Para entonces la capilla acababa de ser construida y consagrada a San Jerónimo Emiliani. Dice Everaldo, después de santiguarse frente al modestísimo altar, que nada hay como este enclave para que el Papa se sienta a gusto: «Esta iglesia surgió en el corazón de las personas que trabajaron en su construcción y que vivieron en ella durante muchos años y ahora van a tener la oportunidad de recibir a un Papa».

Son siete filas de dos bancos en dos grupos, que dejan a un lado los tres bafles apilados bajo uno de los tres ventiladores giratorios que se reparten por la pared lateral. Al fondo, una pequeña sacristía con un baño en el que casi no entra una persona.

La capilla está hecha a imagen y semejanza de su entorno, un barrio que hasta hace muy poco era terreno abonado para la violencia del narcotráfico, como recuerda el coche zeta apostado permanentemente en el acceso a la favela.

Hasta el pasado enero, en que fue inaugurada a bombo y platillo la Unidad de Policía Pacificadora en los barrios de Manguinhos-Jacarezinho, esta zona recibía el elocuente nombre de franja de Gaza por los continuos tiroteos entre facciones de narcotraficantes y policía.

Hoy, entre las casas desconchadas o de ladrillo descubierto, solo se ven patrullas policiales pertrechadas con armas largas, el dedo permanentemente en el gatillo y la cabeza girando de lado a lado como quien va a cruzar la calle.


El cambio en las reglas del dominio del espacio público ha permitido que también el Papa acuda a esta zona de una ciudad transformada en los últimos cinco años en el ámbito de la seguridad pública.

«Creemos que ahora cualquier personalidad, en realidad cualquier persona, puede venir aquí con total garantías que no le va a pasar nada». Lo dice el capitán Marcelo Martins, responsable de la policía pacificadora de Manguinhos, consciente del valor de la visita papal: «Es un óptimo marketing, porque muestra al mundo nuestro trabajo y refuerza la idea de que esto solo es el comienzo alentador para la paz definitiva en Río».
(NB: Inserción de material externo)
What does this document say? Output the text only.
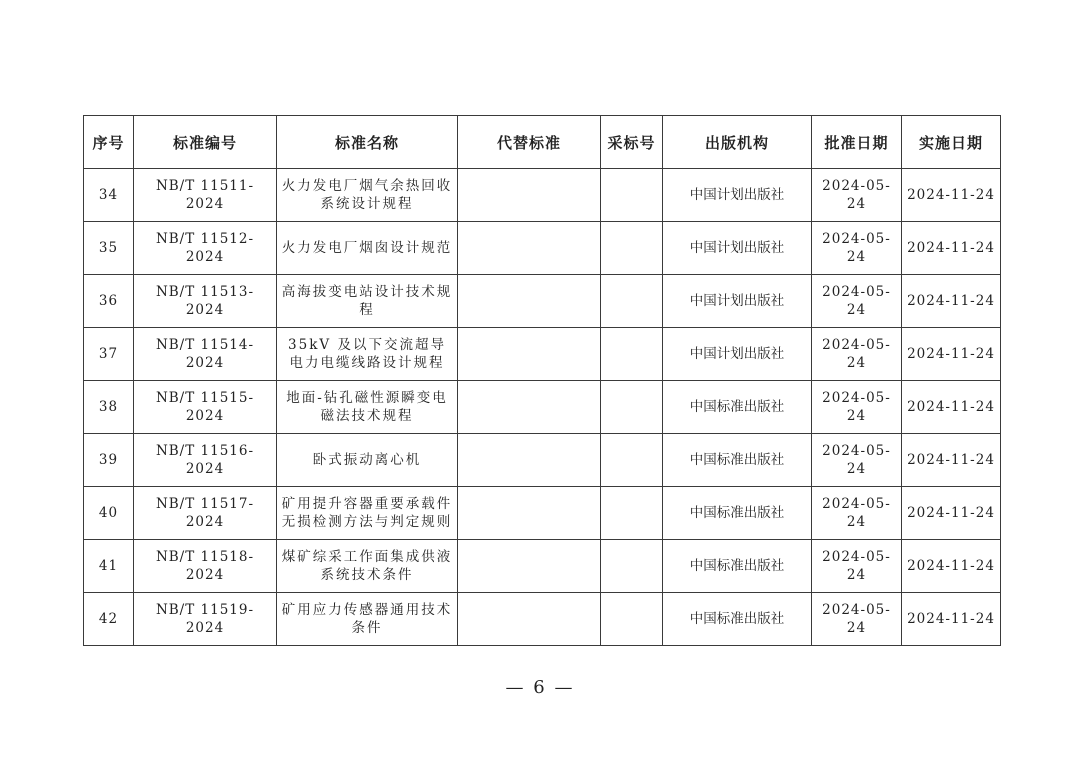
序号	标准编号	标准名称	代替标准	采标号	出版机构	批准日期	实施日期
34	NB/T 11511-2024	火力发电厂烟气余热回收系统设计规程			中国计划出版社	2024-05-24	2024-11-24
35	NB/T 11512-2024	火力发电厂烟囱设计规范			中国计划出版社	2024-05-24	2024-11-24
36	NB/T 11513-2024	高海拔变电站设计技术规程			中国计划出版社	2024-05-24	2024-11-24
37	NB/T 11514-2024	35kV 及以下交流超导电力电缆线路设计规程			中国计划出版社	2024-05-24	2024-11-24
38	NB/T 11515-2024	地面-钻孔磁性源瞬变电磁法技术规程			中国标准出版社	2024-05-24	2024-11-24
39	NB/T 11516-2024	卧式振动离心机			中国标准出版社	2024-05-24	2024-11-24
40	NB/T 11517-2024	矿用提升容器重要承载件无损检测方法与判定规则			中国标准出版社	2024-05-24	2024-11-24
41	NB/T 11518-2024	煤矿综采工作面集成供液系统技术条件			中国标准出版社	2024-05-24	2024-11-24
42	NB/T 11519-2024	矿用应力传感器通用技术条件			中国标准出版社	2024-05-24	2024-11-24
— 6 —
Más allá de la UPP se puede caminar tranquilamente por ciertas zonas, pero son los propios vecinos los que advierten de que no es oro todo lo que reluce.

«Realmente esto no está pacificado, sino ocupado por las fuerzas de seguridad. Se sigue vendiendo droga, pero ya no hay enfrentamientos porque los traficantes ya no llevan armas a la vista», reconoce un vecino que prefiere el anonimato, que sugiere no detenerse demasiado frente a los angostos callejones sino mirar hacia la calle principal.

Allí, un grupo de vecinos pasa el tiempo jugando al billar al aire libre, al lado del pequeño altar que elevaron en honor de Nuestra Señora Aparecida, patrona de Brasil. Son los mismos que han confeccionado camisetas de la Virgen y del Papa que pretenden vender el día de la visita, que durará en total una hora. Pero que en realidad tiene un significado mucho más dilatado para una comunidad de la que al fin alguien se ha acordado.